It was in Reading Matters’ post listing the finalists for the Kerry Group Novel of the Year Award that drew my attention to this book. The story is set in a small Donegal fishing village and begins with the recovery of a baby who came floating in from the sea in a barrel in 1973. The baby was quickly taken in with the minimum of legal formality by a man named Ambrose (my father’s middle name) to the surprise of his wife. Christine found she had an immediate attachment to little Brendan, while her two year old son Declan, and her bossy older sister did not.
The stories of the lives of these people are told through the eyes of the community as a whole, an appealing device.
So the baby stayed with the Bonnars, his new parents fell for him completely and a certain satisfaction moved through the town. Most of us didn’t enquire after the details, respecting the Bonnars’ privacy the way we’d want ours respected if we ever took in a baby found in a barrel.
Sometimes I was overwhelmed by the interest and beauty of the author’s thoughts, like this:
At the wheel [of his boat], Ambrose whistled a tune, feeling joy pass up along his legs as he braced, warming his whole body. Most people lived invisibly, lost in the midst of towns and dense populations, but at sea Ambrose could use his coordinates and find himself on the entire globe, minuscule but definitely there, real.

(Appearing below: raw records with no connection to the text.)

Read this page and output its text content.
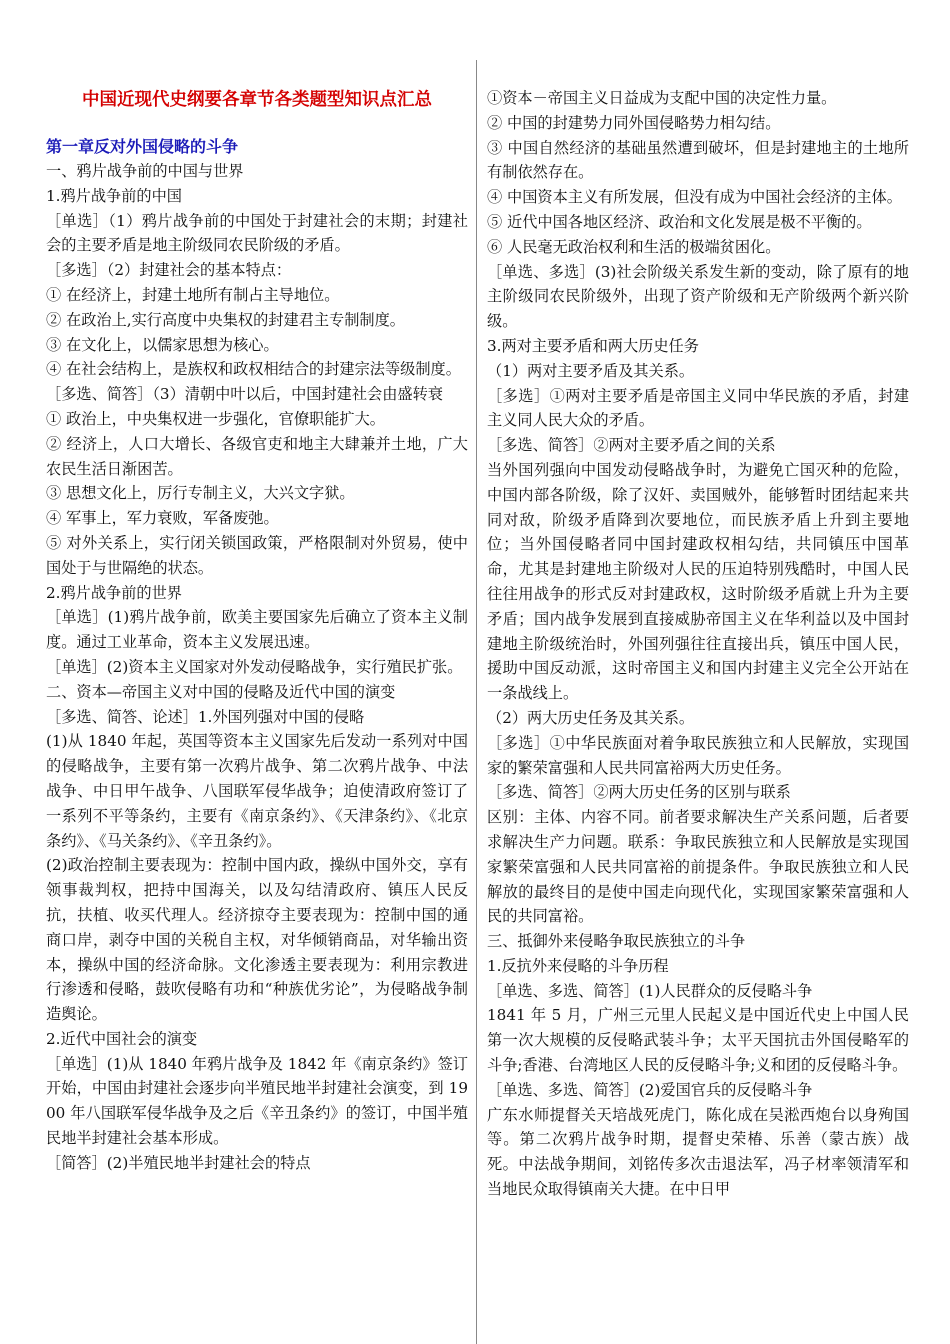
中国近现代史纲要各章节各类题型知识点汇总

第一章反对外国侵略的斗争

一、鸦片战争前的中国与世界

1.鸦片战争前的中国

［单选］（1）鸦片战争前的中国处于封建社会的末期；封建社会的主要矛盾是地主阶级同农民阶级的矛盾。

［多选］（2）封建社会的基本特点：

① 在经济上，封建土地所有制占主导地位。

② 在政治上,实行高度中央集权的封建君主专制制度。

③ 在文化上，以儒家思想为核心。

④ 在社会结构上，是族权和政权相结合的封建宗法等级制度。

［多选、简答］（3）清朝中叶以后，中国封建社会由盛转衰

① 政治上，中央集权进一步强化，官僚职能扩大。

② 经济上，人口大增长、各级官吏和地主大肆兼并土地，广大农民生活日渐困苦。

③ 思想文化上，厉行专制主义，大兴文字狱。

④ 军事上，军力衰败，军备废弛。

⑤ 对外关系上，实行闭关锁国政策，严格限制对外贸易，使中国处于与世隔绝的状态。

2.鸦片战争前的世界

［单选］(1)鸦片战争前，欧美主要国家先后确立了资本主义制度。通过工业革命，资本主义发展迅速。

［单选］(2)资本主义国家对外发动侵略战争，实行殖民扩张。

二、资本—帝国主义对中国的侵略及近代中国的演变

［多选、简答、论述］1.外国列强对中国的侵略

(1)从 1840 年起，英国等资本主义国家先后发动一系列对中国的侵略战争，主要有第一次鸦片战争、第二次鸦片战争、中法战争、中日甲午战争、八国联军侵华战争；迫使清政府签订了一系列不平等条约，主要有《南京条约》、《天津条约》、《北京条约》、《马关条约》、《辛丑条约》。

(2)政治控制主要表现为：控制中国内政，操纵中国外交，享有领事裁判权，把持中国海关，以及勾结清政府、镇压人民反抗，扶植、收买代理人。经济掠夺主要表现为：控制中国的通商口岸，剥夺中国的关税自主权，对华倾销商品，对华输出资本，操纵中国的经济命脉。文化渗透主要表现为：利用宗教进行渗透和侵略，鼓吹侵略有功和“种族优劣论”，为侵略战争制造舆论。

2.近代中国社会的演变

［单选］(1)从 1840 年鸦片战争及 1842 年《南京条约》签订开始，中国由封建社会逐步向半殖民地半封建社会演变，到 1900 年八国联军侵华战争及之后《辛丑条约》的签订，中国半殖民地半封建社会基本形成。

［简答］(2)半殖民地半封建社会的特点

①资本－帝国主义日益成为支配中国的决定性力量。

② 中国的封建势力同外国侵略势力相勾结。

③ 中国自然经济的基础虽然遭到破坏，但是封建地主的土地所有制依然存在。

④ 中国资本主义有所发展，但没有成为中国社会经济的主体。

⑤ 近代中国各地区经济、政治和文化发展是极不平衡的。

⑥ 人民毫无政治权利和生活的极端贫困化。

［单选、多选］(3)社会阶级关系发生新的变动，除了原有的地主阶级同农民阶级外，出现了资产阶级和无产阶级两个新兴阶级。

3.两对主要矛盾和两大历史任务

（1）两对主要矛盾及其关系。

［多选］①两对主要矛盾是帝国主义同中华民族的矛盾，封建主义同人民大众的矛盾。

［多选、简答］②两对主要矛盾之间的关系

当外国列强向中国发动侵略战争时，为避免亡国灭种的危险，中国内部各阶级，除了汉奸、卖国贼外，能够暂时团结起来共同对敌，阶级矛盾降到次要地位，而民族矛盾上升到主要地位；当外国侵略者同中国封建政权相勾结，共同镇压中国革命，尤其是封建地主阶级对人民的压迫特别残酷时，中国人民往往用战争的形式反对封建政权，这时阶级矛盾就上升为主要矛盾；国内战争发展到直接威胁帝国主义在华利益以及中国封建地主阶级统治时，外国列强往往直接出兵，镇压中国人民，援助中国反动派，这时帝国主义和国内封建主义完全公开站在一条战线上。

（2）两大历史任务及其关系。

［多选］①中华民族面对着争取民族独立和人民解放，实现国家的繁荣富强和人民共同富裕两大历史任务。

［多选、简答］②两大历史任务的区别与联系

区别：主体、内容不同。前者要求解决生产关系问题，后者要求解决生产力问题。联系：争取民族独立和人民解放是实现国家繁荣富强和人民共同富裕的前提条件。争取民族独立和人民解放的最终目的是使中国走向现代化，实现国家繁荣富强和人民的共同富裕。

三、抵御外来侵略争取民族独立的斗争

1.反抗外来侵略的斗争历程

［单选、多选、简答］(1)人民群众的反侵略斗争

1841 年 5 月，广州三元里人民起义是中国近代史上中国人民第一次大规模的反侵略武装斗争；太平天国抗击外国侵略军的斗争;香港、台湾地区人民的反侵略斗争;义和团的反侵略斗争。

［单选、多选、简答］(2)爱国官兵的反侵略斗争

广东水师提督关天培战死虎门，陈化成在吴淞西炮台以身殉国等。第二次鸦片战争时期，提督史荣椿、乐善（蒙古族）战死。中法战争期间，刘铭传多次击退法军，冯子材率领清军和当地民众取得镇南关大捷。在中日甲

Imagining himself on the revolving earth gave him great contentment.
What a satisfying thought.
As is the case in so much of Irish literature in my experience, the backdrop of the story in this book is that things will not end well. After reading a long passage, I was conscious of both intriguing thoughts beautifully expressed and inevitable impending disaster hinted at. In one section Ambrose’s fishing boat is long overdue and the village shows up at their house to clean it in preparation for the expected funeral to come. Then the story moves to the boat which seems doomed as the crew is helpless to prevent disaster and the focus is on how each one reacts to this. I wondered whether we would be privy to their very last moments, and then the grief of those left behind. But they were rescued at the last moment.
That rescue did not change the trajectory of the fishing industry or many other trials individuals faced. Still, the beauty of the writing about intriguing thoughts are worth it, and there are hints of brighter times. Declan, the disgruntled older son unhappily takes up fishing, but several times whips up gourmet dishes long before anyone is interested in that type of food.
Declan put his creation on a plate and walked over, standing before his father and offering it forth. It had a baked dough base covered in some sort of tomato sauce, not ketchup, and about a dozen dark, glistening shapes.
“What are those?” asked Ambrose, a touch alarmed.
“Olives,” said Declan.
Garrett Carr, The Boy from the Sea, Alfred A. Knopf, 2025, 326 pages (I read the Kindle version). Available in the public library.